Last fall, Jason and Jillian decided to expand their retail endeavors to a second store, opening a store on Magazine Street in New Orleans, featuring a full selection of Red Arrow goods.

3. Johnson Described Herself as a ‘Sentimental Hoarder & Uptight Minimalist’


According to her “important things to know page” on her store’s website, Johnson was a little bit eccentric but in a way that also made her more than just a little bit endearing.

In addition to her self-described hoarder tendencies, Johnson also wrote that she is obsessed with Fats Waller, Tina Turner and John Steinbeck and that she’s not a big fan of ice cream. Her friends and family, flooding her Facebook wall on Friday morning with memories and sentiments, called Johnson “a beautiful, confident, statuesque woman” as well as an “extremely talented artist and musician.”

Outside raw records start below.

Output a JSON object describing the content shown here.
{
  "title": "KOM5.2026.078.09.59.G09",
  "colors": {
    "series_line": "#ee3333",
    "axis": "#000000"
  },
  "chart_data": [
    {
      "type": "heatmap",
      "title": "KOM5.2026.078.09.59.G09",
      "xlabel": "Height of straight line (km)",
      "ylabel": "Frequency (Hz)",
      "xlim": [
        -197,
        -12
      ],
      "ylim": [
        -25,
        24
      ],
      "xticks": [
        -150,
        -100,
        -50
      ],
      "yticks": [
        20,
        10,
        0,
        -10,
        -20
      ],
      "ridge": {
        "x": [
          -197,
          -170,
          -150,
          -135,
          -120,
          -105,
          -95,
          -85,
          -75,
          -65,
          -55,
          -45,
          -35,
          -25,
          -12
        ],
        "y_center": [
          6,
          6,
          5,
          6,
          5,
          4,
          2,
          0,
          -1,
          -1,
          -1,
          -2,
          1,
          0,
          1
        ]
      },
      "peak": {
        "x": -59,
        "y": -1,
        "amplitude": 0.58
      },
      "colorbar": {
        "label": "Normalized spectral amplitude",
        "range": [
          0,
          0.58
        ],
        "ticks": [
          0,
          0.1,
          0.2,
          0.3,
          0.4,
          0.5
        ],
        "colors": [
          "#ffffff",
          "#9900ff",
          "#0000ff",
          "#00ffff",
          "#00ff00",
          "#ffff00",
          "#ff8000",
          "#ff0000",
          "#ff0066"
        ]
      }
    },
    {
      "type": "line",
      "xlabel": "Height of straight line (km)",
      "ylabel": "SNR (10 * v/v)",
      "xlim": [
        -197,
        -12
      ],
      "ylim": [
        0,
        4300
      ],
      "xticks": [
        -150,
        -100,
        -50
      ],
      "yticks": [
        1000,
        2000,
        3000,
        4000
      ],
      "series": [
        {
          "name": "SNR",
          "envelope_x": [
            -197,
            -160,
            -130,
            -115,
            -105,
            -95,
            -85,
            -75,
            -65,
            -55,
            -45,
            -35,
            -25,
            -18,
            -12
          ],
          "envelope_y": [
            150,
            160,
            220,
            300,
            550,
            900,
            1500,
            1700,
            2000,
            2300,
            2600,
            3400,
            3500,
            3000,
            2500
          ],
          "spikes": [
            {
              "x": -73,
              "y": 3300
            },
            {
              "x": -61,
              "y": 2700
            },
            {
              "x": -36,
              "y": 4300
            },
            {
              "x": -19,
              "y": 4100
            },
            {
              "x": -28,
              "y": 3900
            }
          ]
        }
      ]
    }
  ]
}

4. Johnson Also Worked on the Louisiana Flea Market Circuit


Although she and Brown operated two standalone stores, they also worked regularly on the flea market circuit throughout Louisiana.


In addition to Red Arrow, Johnson helped create Parish Ink, which designed and sold t-shirts as well as operating her own Etsy shop that could ship goods from both creative endeavors across the country. She also worked regularly with her older brother Bram, who helped design the apparel that Parish Ink produced and sold.

5. She Graduated from a Nashville, Tennessee High School


Although Johnson had lived in Lafayette for years and built a life for herself there, she had also spent time in Nashville, Tennessee. She graduated from Hillwood High School in 2000 and earned her B.F.A in fine arts from the Univeristy of Louisiana at Lafayette.

Johnson was incredibly proud of her Louisiana roots and frequently used the design of the state in her own work. As social media posts began to pour in honoring Johnson, this “Louisiana Power” banner was frequently mentioned. In fact, it’s the same banner and design that can be seen in the background of Johnson and Brown’s wedding photos as well.

Lafayette is about 60 miles west of Baton Rouge. Louisiana governor Bobby Jindal called the shooting “an awful night for Lafayette, this is an awful night for Louisiana, this is an awful night for the United States. But we will get through this.”